Interestingly, this is one of the few musicals in which there is no real love song, the closest being Rosemary’s reprise of “I Believe In You,” heavenly sung by Clara Cox. But it is first sung by J. Pierrepont to himself in the mirror of the men’s room while his male coworkers are standing at the urinal their backs to the audience in shadow. It underscores the satiric nature of most of the songs in the show, but the great Frank Loesser, with the perfect marriage of music and lyrics, makes the other songs memorable, such as "Company Way," "Brotherhood of Man," "A Secretary is Not a Toy, " and of course “I Believe In You.”

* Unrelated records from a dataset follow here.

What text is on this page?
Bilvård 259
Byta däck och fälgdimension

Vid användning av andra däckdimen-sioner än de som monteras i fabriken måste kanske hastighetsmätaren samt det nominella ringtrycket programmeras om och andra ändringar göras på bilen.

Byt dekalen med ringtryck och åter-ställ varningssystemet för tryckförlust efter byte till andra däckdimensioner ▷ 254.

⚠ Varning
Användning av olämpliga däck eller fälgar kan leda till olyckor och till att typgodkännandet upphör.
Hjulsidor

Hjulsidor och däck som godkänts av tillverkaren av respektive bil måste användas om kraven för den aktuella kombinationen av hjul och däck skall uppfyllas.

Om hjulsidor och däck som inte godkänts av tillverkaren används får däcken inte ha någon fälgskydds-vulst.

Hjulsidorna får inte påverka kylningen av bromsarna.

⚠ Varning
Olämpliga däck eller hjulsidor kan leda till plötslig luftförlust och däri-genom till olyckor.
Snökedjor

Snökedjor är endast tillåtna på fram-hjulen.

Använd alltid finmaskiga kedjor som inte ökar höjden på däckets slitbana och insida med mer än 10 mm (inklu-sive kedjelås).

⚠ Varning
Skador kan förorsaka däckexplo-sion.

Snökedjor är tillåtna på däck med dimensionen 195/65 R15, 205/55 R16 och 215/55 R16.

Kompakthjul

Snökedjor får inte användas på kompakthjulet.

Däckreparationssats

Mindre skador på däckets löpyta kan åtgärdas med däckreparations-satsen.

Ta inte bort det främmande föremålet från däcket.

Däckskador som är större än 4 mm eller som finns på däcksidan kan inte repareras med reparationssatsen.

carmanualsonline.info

Scenic designer Adam Koch’s work and sound designer’s Marty Mets are adequate for this streaming version and probably more impressive when the live production is staged. Lighting designer Kirk Bookman was at a disadvantage as this was really a preview production and probably spots and actor’s placement were not yet in sync and were not designed for cameras zooming in. But all in all the tech team did great work on short notice and for a different medium.
Outstanding period costumes by Leon Dobkowski give the show an authentic sixty’s look while musical director Eric Alsford’s eight person orchestra is Broadway quality.
This was a very successful and unexpected streaming experience and kudos to Andrew Kato and his team for making this happen and bringing some respite from the horror of COVID-19 through LIVE theatre.